Wednesday, July 14, 2010

Descartes and Plato: humorists in the algorithm

In the sidebar to the right you'll find a link to an online art gallery where I've posted a few of my photographs for sale. One of the photographs is a shot of a mare and her foal,

 Click to enlarge.

but until today this image was covered by a click-through warning page marked, in capitals, "SAFE FILTER IS ON."

"Well," I thought when I first saw the warning, "the gallery is family-friendly." After all, the friendship filter has long been a part of American culture. We may think of the Jacksonian era as a time of exuberantly expanding frontiers, yet in Domestic Manners of the Americans (1832) Frances Trollope describes a civic landscape whose emotional architecture is all House of Usher.

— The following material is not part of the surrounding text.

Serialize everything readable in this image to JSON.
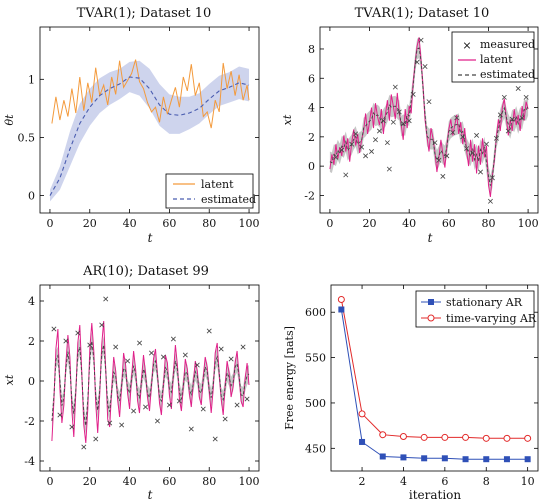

An English lady who had long kept a fashionable boarding-school in one of the Atlantic cities, told me that one of her earliest cares with every new comer, was the endeavour to substitute real delicacy for this affected precision of manner; among many anecdotes, she told me one of a young lady about fourteen, who on entering the receiving room, where she only expected to see a lady who had enquired for her, and finding a young man with her, put her hands before her eyes, and ran out of the room again, screaming, "A man! a man! a man!"  (136-37)

Still, the emotional technologies of reading and seeing do change. The modesty screen before my image of love among the calmly unashamed Houyhnhnms has been taken down. 

Not yet so, however, with the unlucky oeuvre of Leland Howard, an Idaho photographer who specializes in Rocky Mountain landscapes. As of July 13, 2010, his page in the online gallery looked like this. 



The man just out of sight in this blasted landscape could, I suppose, be Edgar Poe, and he might be muttering something like, "Accursed!" My guess about the blocks of gray among the colors, however, is that the gallery's censor isn't an Edgar, or even a human being, but a software routine. An algorithm can't (yet) react to allusion and connotation or the emotions they can stimulate, but somewhere there's a programmer who has realized that some families of curves are associated with sexual desire as stimulus to response. Flag the curves with a warning sign, then. In translation, the sign will read: "Hazardous emotion watch." If the curve then turns out to be a mere mountaintop cloud (as it does in Howard's images) -- well, no harm done. The modesty screen has been programmed to go transparent at a click, and whatever emotion the clearing reveals won't be detectable by the software. 

Still, the moment of clearing is memorable, isn't it? For that memory, then: 

Thank you, René Descartes, great prose stylist who showed us how to reduce curves, those wordless forms, to a wordless mathematical grammar. Transcending the human desire to visualize physically and express the visualization in words, your discovery turned out to be one of the great comedy routines. Malvolio and Laurel and Hardy and Captain Gulliver have an essential family resemblance: by perseveringly refusing to see what's there to be seen in the human world, they dehumanize themselves. For reasons that Henri Bergson explains, that sometimes comes out funny.

Thank you, Plato, for showing us that when we look at a body we see first curvature and then invisible love. 

And (why not?) thank you too, mare and foal standing before my camera two years ago, for helping me understand what the Platonist Wallace Stevens meant when he mused, "The body dies; the body's beauty lives."